CPU model configuration for QEMU/KVM on x86 hosts

Posted: June 29th, 2018 | Filed under: Fedora, libvirt, OpenStack, Security, Virt Tools | Tags: cpu, kvm, libvirt, meltdown, qemu, spectre, ssbd, virtual machine | 15 Comments »

With the various CPU hardware vulnerabilities reported this year, guest CPU configuration is now a security critical task. This blog post contains content I’ve written that is on its way to become part of the QEMU documentation.

QEMU / KVM virtualization supports two ways to configure CPU models

Host passthrough: This passes the host CPU model features, model, stepping, exactly to the guest. Note that KVM may filter out some host CPU model features if they cannot be supported with virtualization. Live migration is unsafe when this mode is used as libvirt / QEMU cannot guarantee a stable CPU is exposed to the guest across hosts. This is the recommended CPU to use, provided live migration is not required.
Named model: QEMU comes with a number of predefined named CPU models, that typically refer to specific generations of hardware released by Intel and AMD. These allow the guest VMs to have a degree of isolation from the host CPU, allowing greater flexibility in live migrating between hosts with differing hardware.

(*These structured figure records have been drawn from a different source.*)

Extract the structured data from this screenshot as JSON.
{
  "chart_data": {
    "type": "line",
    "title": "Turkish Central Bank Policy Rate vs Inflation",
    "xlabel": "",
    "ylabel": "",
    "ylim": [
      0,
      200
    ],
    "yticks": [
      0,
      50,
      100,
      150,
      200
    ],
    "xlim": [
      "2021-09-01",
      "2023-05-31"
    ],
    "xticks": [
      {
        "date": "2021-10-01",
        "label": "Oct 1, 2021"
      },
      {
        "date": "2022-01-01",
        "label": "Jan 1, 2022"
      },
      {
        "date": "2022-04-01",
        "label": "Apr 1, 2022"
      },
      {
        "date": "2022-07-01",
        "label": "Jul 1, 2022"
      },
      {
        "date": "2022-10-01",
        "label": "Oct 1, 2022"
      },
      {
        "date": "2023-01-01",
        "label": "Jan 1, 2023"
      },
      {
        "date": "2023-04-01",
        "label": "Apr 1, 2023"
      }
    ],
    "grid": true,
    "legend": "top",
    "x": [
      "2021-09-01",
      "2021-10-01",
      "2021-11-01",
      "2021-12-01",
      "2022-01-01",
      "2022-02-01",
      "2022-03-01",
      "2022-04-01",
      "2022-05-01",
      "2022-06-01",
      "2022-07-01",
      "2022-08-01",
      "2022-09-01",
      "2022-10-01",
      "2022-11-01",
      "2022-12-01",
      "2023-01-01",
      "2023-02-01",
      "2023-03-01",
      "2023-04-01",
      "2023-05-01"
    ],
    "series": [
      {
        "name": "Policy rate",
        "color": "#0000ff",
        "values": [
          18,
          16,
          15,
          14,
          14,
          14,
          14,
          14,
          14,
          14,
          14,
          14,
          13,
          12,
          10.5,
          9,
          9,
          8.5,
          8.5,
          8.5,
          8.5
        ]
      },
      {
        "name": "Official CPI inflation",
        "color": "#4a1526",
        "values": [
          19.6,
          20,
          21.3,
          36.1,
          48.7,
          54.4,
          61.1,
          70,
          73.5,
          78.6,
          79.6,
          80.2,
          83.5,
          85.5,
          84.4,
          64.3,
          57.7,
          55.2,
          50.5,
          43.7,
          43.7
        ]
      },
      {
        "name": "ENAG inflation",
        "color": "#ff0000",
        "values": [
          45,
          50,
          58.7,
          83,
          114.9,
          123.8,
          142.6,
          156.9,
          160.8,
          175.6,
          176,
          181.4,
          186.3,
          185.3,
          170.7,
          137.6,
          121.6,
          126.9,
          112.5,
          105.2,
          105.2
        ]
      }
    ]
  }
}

In both cases, it is possible to optionally add or remove individual CPU features, to alter what is presented to the guest by default.

Libvirt supports a third way to configure CPU models known as “Host model”. This uses the QEMU “Named model” feature, automatically picking a CPU model that is similar the host CPU, and then adding extra features to approximate the host model as closely as possible. This does not guarantee the CPU family, stepping, etc will precisely match the host CPU, as they would with “Host passthrough”, but gives much of the benefit of passthrough, while making live migration safe.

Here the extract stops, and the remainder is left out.